Another remark on the global regularity issue of the Hall-magnetohydrodynamics system

We discover new cancellations upon \(H^{2}(\mathbb {R}^{n})\)-estimate of the Hall term, \(n \in \{2,3\}\). Consequently, first, we derive a regularity criterion for the 3-dimensional Hall-magnetohydrodynamics system in terms of horizontal components of velocity and magnetic fields. Second, we are able to prove the global regularity of the \(2\frac{1}{2}\)-dimensional electron magnetohydrodynamics system with magnetic diffusion \((-\Delta )^{\frac{3}{2}} (b_{1}, b_{2}, 0) + (-\Delta )^{\alpha } (0, 0, b_{3})\) for \(\alpha > \frac{1}{2}\) despite the fact that \((-\Delta )^{\frac{3}{2}}\) is the critical diffusive strength. Lastly, we extend this result to the \(2\frac{1}{2}\)-dimensional Hall-magnetohydrodynamics system with \(-\Delta u\) replaced by \((-\Delta )^{\alpha } (u_{1}, u_{2}, 0) -\Delta (0, 0, u_{3})\) for \(\alpha > \frac{1}{2}\).
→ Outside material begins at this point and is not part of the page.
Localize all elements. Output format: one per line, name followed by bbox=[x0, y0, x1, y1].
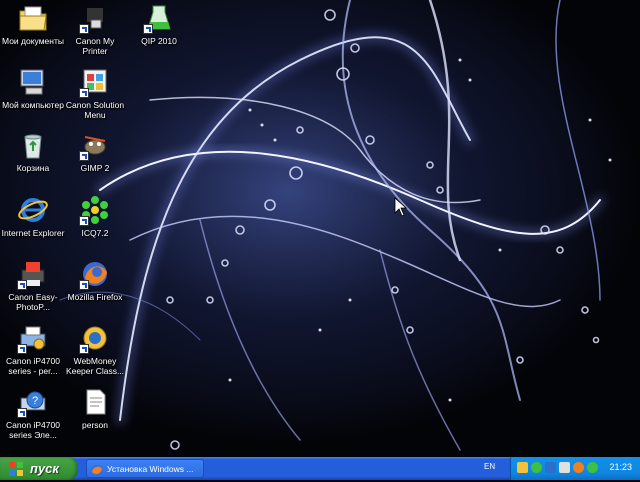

The sum of the derivatives in diffusion that our result requires is \(11+ \epsilon \) for any \(\epsilon > 0\), while the sum for the classical \(2\frac{1}{2}\)-dimensional Hall-magnetohydrodynamics system is 12 considering \(-\Delta u\) and \(-\Delta b\), of which its global regularity issue remains an outstanding open problem.